Thursday, September 3, 2009

ROAD AND TRANSPORT

The Dubai Metro taking a test run past Dubai Marina yesterday, a week before its opening on September 9. Stephen Lock / The National

There will be no train drivers on the Dubai Metro, and the advantages of this extend well beyond the saving of wages.

When computers instead of people are controlling trains, they are able to run more closely together, increasing use of the network by as much as 30 per cent, experts say. But the trains will be monitored continuously by control-room staff and an override system can halt them in the event of an emergency.


 

Robert Herritty, transportation market director in the industry and public sector business division of Alcatel-Lucent, the France-based company supplying the communications system that sends information between the trains and the central control system, said drivers were simply less efficient.

"With a driver, you need a certain headway," he said. "They have to see the red lights and the green lights and leave enough distance for safe braking. That's a human function.


 

"If you make [the trains] driverless, they move closer together because they react in real time to each other. When one slows down, the other slows down automatically."

On London's Underground, he said, some lines were being converted to driverless operations, increasing efficiency by 20 to 30 per cent.

Mr Herritty ruled out the option of keeping drivers and instead building long stations and long trains.


 

"You can do that for mainline operations, but you cannot do that as trains move round a city like Dubai. You have to have frequency."

While driverless trains may seem like a novelty, they have a track record across the globe. One of the most successful metro systems, according to Mr Herritty, is east London's Docklands Light Railway, which has no drivers.

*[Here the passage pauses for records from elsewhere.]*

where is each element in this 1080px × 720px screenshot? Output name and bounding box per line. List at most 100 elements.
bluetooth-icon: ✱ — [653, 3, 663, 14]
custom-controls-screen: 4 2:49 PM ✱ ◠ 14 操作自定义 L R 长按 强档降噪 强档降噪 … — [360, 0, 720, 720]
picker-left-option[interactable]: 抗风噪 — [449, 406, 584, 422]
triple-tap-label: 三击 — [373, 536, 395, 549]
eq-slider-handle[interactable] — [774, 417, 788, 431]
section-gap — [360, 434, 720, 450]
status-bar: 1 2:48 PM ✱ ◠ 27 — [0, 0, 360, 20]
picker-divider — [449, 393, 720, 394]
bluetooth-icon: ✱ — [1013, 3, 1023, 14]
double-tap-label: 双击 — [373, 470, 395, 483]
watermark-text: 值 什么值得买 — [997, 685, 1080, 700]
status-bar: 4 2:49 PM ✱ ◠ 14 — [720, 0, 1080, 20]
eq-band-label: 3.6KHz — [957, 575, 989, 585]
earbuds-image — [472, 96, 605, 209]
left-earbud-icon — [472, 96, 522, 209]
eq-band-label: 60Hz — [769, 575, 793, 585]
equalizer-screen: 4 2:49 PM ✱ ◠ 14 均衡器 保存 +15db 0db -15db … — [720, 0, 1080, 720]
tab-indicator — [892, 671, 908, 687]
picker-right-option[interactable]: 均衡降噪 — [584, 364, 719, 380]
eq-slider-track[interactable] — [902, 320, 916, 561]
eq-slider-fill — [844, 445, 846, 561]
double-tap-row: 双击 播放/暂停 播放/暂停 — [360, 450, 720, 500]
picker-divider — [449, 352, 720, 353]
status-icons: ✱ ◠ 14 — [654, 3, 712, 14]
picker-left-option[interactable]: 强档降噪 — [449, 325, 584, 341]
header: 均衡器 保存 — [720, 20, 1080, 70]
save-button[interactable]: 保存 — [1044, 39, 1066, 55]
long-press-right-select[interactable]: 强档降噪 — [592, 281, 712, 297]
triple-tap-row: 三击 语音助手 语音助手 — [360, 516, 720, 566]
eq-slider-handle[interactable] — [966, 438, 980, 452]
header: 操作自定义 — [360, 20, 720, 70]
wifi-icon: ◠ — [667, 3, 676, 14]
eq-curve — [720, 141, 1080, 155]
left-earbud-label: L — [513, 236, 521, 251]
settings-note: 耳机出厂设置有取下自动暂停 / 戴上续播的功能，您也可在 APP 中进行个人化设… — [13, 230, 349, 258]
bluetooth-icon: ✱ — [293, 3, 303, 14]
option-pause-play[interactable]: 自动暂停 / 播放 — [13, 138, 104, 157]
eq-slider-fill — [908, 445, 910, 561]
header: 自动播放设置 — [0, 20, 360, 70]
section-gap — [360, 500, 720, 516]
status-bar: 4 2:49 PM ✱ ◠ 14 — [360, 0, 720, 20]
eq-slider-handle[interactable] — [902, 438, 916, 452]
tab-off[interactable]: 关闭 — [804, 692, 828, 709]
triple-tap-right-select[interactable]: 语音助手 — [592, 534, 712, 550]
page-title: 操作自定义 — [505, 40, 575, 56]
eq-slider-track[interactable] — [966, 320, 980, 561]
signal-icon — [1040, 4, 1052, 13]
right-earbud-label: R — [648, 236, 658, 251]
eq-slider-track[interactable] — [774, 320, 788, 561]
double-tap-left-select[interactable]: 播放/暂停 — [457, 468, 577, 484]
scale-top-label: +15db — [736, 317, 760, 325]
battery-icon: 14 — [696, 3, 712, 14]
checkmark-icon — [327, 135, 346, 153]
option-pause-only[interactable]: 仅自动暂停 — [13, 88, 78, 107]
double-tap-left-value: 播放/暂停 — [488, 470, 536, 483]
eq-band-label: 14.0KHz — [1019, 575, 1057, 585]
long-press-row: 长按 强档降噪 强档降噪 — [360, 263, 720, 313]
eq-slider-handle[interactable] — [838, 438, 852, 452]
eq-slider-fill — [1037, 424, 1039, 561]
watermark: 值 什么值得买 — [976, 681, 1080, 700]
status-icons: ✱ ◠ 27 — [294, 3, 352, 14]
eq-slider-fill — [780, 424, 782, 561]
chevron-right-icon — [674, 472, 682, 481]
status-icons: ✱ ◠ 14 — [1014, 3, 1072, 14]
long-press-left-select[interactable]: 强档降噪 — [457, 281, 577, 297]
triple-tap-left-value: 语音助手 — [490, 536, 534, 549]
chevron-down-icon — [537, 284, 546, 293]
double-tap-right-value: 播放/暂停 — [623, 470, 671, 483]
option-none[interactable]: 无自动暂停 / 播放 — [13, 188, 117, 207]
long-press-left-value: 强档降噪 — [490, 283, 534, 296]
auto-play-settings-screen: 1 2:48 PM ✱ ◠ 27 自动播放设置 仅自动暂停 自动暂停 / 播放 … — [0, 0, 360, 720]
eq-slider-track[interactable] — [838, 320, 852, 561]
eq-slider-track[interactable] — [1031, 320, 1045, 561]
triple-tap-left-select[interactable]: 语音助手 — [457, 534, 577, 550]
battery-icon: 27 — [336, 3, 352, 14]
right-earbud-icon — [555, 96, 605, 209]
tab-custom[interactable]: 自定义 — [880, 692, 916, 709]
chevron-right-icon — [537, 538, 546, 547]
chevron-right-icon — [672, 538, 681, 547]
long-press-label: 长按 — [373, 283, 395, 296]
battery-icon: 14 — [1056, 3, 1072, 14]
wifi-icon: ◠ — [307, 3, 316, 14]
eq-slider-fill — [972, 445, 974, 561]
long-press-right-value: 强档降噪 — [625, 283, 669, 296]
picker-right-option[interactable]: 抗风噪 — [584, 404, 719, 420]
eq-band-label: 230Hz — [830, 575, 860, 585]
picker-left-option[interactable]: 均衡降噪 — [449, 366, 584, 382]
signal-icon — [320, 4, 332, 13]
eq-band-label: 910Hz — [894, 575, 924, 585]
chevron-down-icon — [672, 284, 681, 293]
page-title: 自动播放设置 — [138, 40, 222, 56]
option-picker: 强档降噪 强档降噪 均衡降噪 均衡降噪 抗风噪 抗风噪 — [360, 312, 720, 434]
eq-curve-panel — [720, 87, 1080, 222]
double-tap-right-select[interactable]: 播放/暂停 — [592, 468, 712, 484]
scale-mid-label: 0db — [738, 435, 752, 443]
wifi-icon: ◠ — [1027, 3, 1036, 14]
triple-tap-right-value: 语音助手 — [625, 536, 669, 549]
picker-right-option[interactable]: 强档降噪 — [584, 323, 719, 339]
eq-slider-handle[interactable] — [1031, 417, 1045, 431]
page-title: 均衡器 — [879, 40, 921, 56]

Serco, the company that operates the Docklands railway, will also operate the Dubai Metro. The system is designed at "Nasa levels of safety", according to Mr Herritty, thanks to a sophisticated test methodology.


 

A failure is expected, he said, in just one second per 1,000 years. Similar communications technology supplied by Alcatel-Lucent is used on metro systems in Paris, Shanghai and Berlin, and by Network Rail in the UK.

If there is a power failure, the trains will stop automatically – just as trains in any railway do – and because they are automatically kept apart by more than the safe braking distance, they will not hit one another before coming to a halt.


 

"There are vacuum brakes," Mr Herritty said. "You have to have energy to power the braking system to keep the brakes off. At the moment the power fails, the brakes are automatically applied."

The manual override allows the central control room to stop a train in the event of a breakdown on another part of the network.

"There are people watching what's happening on the system all the time," Mr Herritty said.


 

There is a radio system between the train and the ground, which houses a fibre-optic network supplied by Alcatel-Lucent that runs across the network. The system has multiple pathways so that if one cable were cut, it would still work.

"It's not just data for signalling," he said. "It's data for maintenance, for example, so that if the air-conditioning system needs maintenance, the workshop knows in advance which spares to have.


 

"By the time the vehicle arrives in the evening, they're ready to work on the train from midnight to 4am when the trains are not running."

Similarly, the communications system transmits information about the train's location for the on-board information displays as well as for the video surveillance system and public address system.

It sounds very complex and it is. Indeed, Mr Herritty acknowledges that bringing together all the various elements of Dubai Metro – from the communications to the signalling to the rolling stock to the CCTV, to name but four – has been one of the major challenges, especially as many manufacturers are involved.


 

"Therein lies the secret and the test," he said. "It's difficult to integrate systems that have hundreds of interfaces."

But he said travellers could rest assured that the Dubai system, while up-to-date, was not pushing the boundaries. It is tried-and-tested.

"It's not cutting edge, it's not obsolete," he said. "Dubai has a world-class system that can be added to and expanded. It's been very well engineered."


 

The signalling system for the Metro is being supplied by Thales Rail Signalling Solutions, and it will be configured so the minimum gap between trains is 90 seconds.